METHUEN — Luther E. McIlwain became fascinated with planes when he saw one flying overhead.
McIlwain who went on to make history as a member of the all-black Tuskegee Airmen in World War II, died Friday at 91.
“He’s going to be a big loss,” said Thomas Hargreaves, Methuen’s director of Veteran’s Services. “He had a lot of knowledge. He did some great things in his life, inspired a lot of people by telling us exactly what it was like during the war.”
Hargreaves and Francisco Urena, former Director of Veteran Services in Lawrence, said he not only fought discrimination and racism serving in a segregated military, but also when he returned from combat as a police officer in New York City for 20 years.
“He was an advocate for veterans and for minorities,” said Urena, now the Boston Commissioner of Veterans Services.
“First of all, Luther was a great friend. He will be dearly missed,” Urena said. “I’m just glad to have walked among his presence.”
McIlwain was a Second Lieutenant with the 477th B-25 Bomber group. The squadron fought in North Africa and Europe. He was also an instructor who trained many of the 1,000 black aviators in the unit.
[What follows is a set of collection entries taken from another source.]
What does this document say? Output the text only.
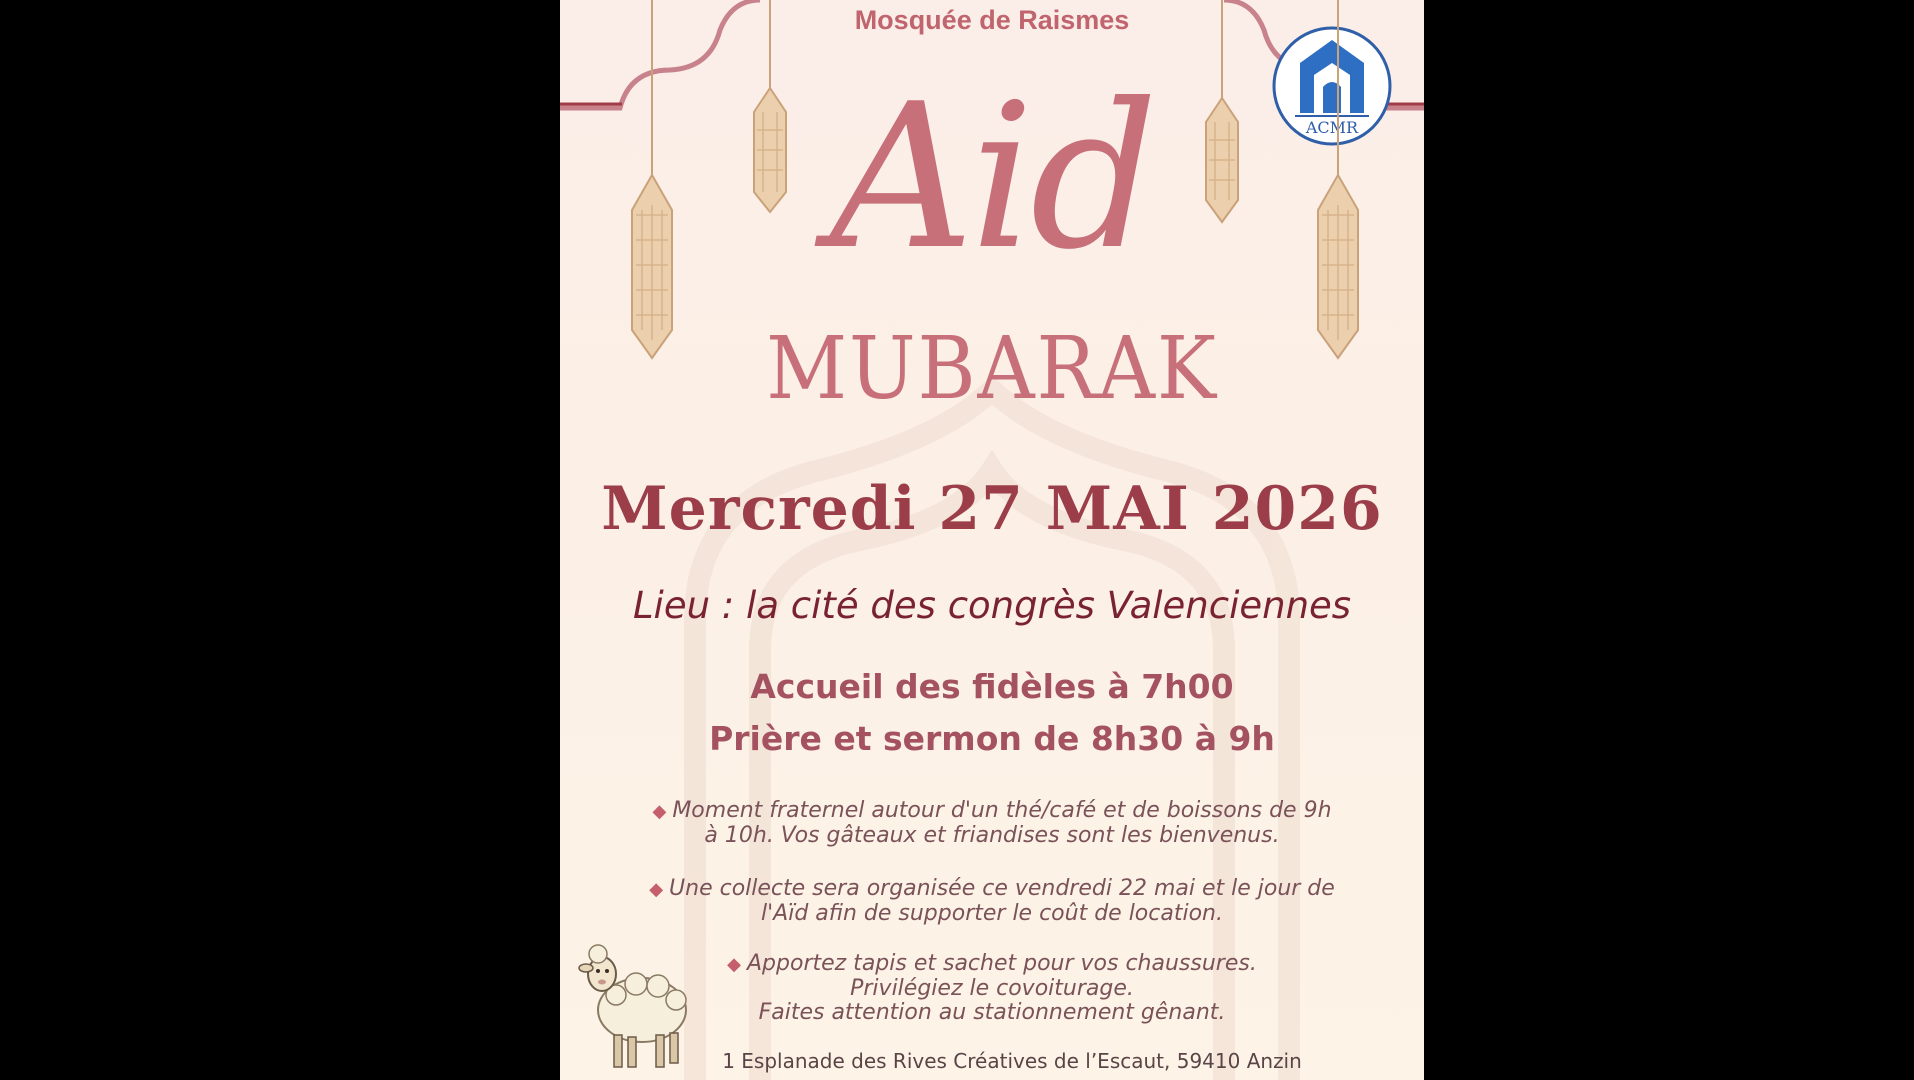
Mosquée de Raismes
ACMR
Aid
MUBARAK
Mercredi 27 MAI 2026
Lieu : la cité des congrès Valenciennes
Accueil des fidèles à 7h00
Prière et sermon de 8h30 à 9h
◆ Moment fraternel autour d'un thé/café et de boissons de 9h
à 10h. Vos gâteaux et friandises sont les bienvenus.
◆ Une collecte sera organisée ce vendredi 22 mai et le jour de
l'Aïd afin de supporter le coût de location.
◆ Apportez tapis et sachet pour vos chaussures.
Privilégiez le covoiturage.
Faites attention au stationnement gênant.
1 Esplanade des Rives Créatives de l’Escaut, 59410 Anzin
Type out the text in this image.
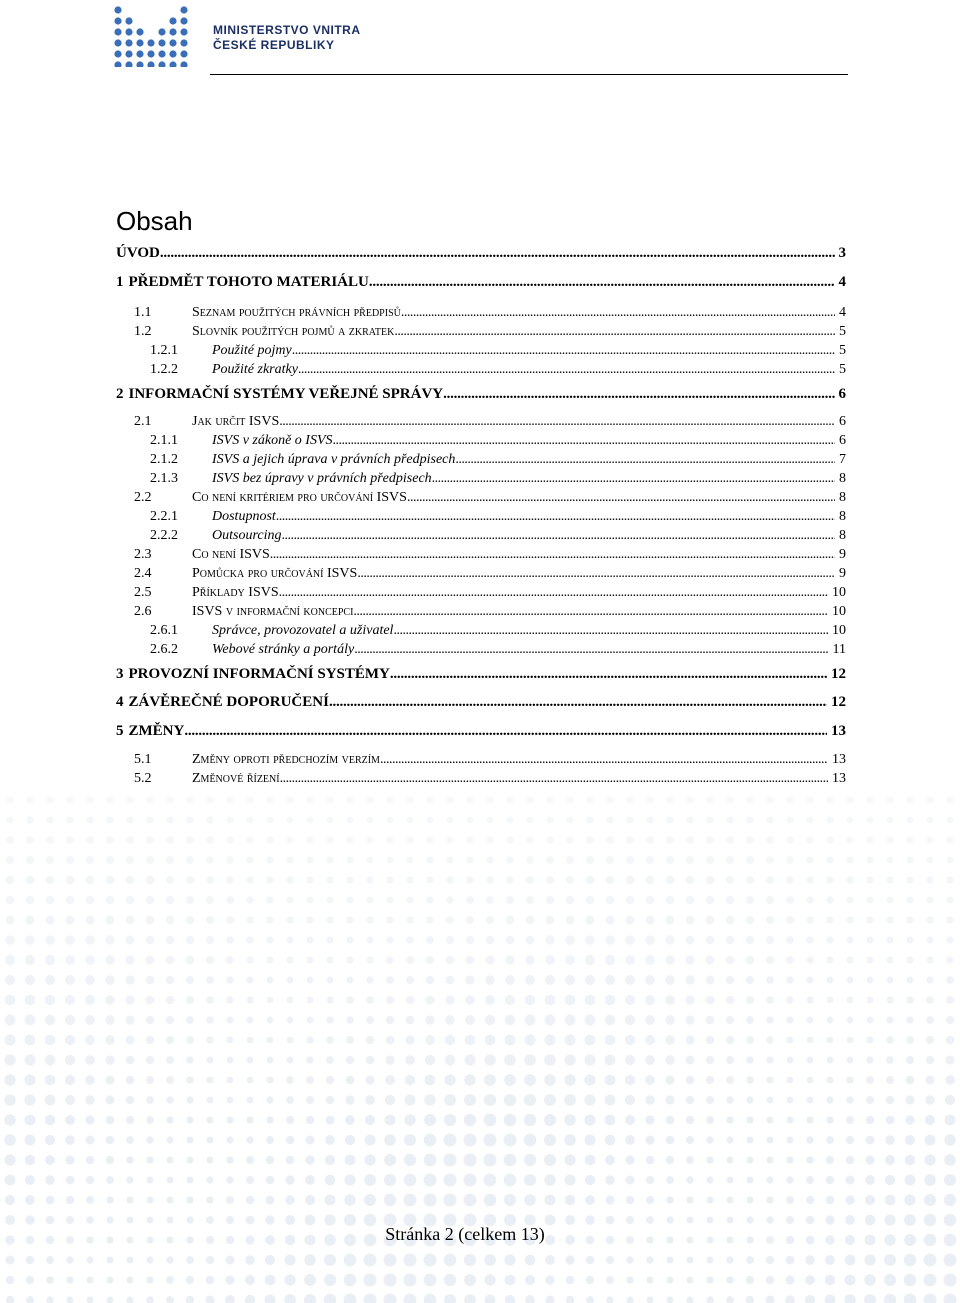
MINISTERSTVO VNITRA
ČESKÉ REPUBLIKY
Obsah
ÚVOD . . .	3
1 PŘEDMĚT TOHOTO MATERIÁLU . . .	4
1.1	Seznam použitých právních předpisů . . .	4
1.2	Slovník použitých pojmů a zkratek . . .	5
1.2.1	Použité pojmy . . .	5
1.2.2	Použité zkratky . . .	5
2 INFORMAČNÍ SYSTÉMY VEŘEJNÉ SPRÁVY . . .	6
2.1	Jak určit ISVS . . .	6
2.1.1	ISVS v zákoně o ISVS . . .	6
2.1.2	ISVS a jejich úprava v právních předpisech . . .	7
2.1.3	ISVS bez úpravy v právních předpisech . . .	8
2.2	Co není kritériem pro určování ISVS . . .	8
2.2.1	Dostupnost . . .	8
2.2.2	Outsourcing . . .	8
2.3	Co není ISVS . . .	9
2.4	Pomůcka pro určování ISVS . . .	9
2.5	Příklady ISVS . . .	10
2.6	ISVS v informační koncepci . . .	10
2.6.1	Správce, provozovatel a uživatel . . .	10
2.6.2	Webové stránky a portály . . .	11
3 PROVOZNÍ INFORMAČNÍ SYSTÉMY . . .	12
4 ZÁVĚREČNÉ DOPORUČENÍ . . .	12
5 ZMĚNY . . .	13
5.1	Změny oproti předchozím verzím . . .	13
5.2	Změnové řízení . . .	13
Stránka 2 (celkem 13)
McIlwain held several key administrative positions in Methuen, including the Office of Equal Opportunity. He was commissioned by governors King, Dukakis and Weld to serve on various boards relating to Affirmative Action and Equal Opportunity Employment.
Many people knew of his accomplishments with the “The Lonely Eagles,” but others like Christopher Nihan and Cindy Hefmen came to know the funny, kind and gentle side of him.
“He was a godsend in my life,” said Hefmen who knew him for 22 years. “I’m going to miss his smile, his voice and his friendship.”
Nihan of Andover agrees friendship was one of his best qualities.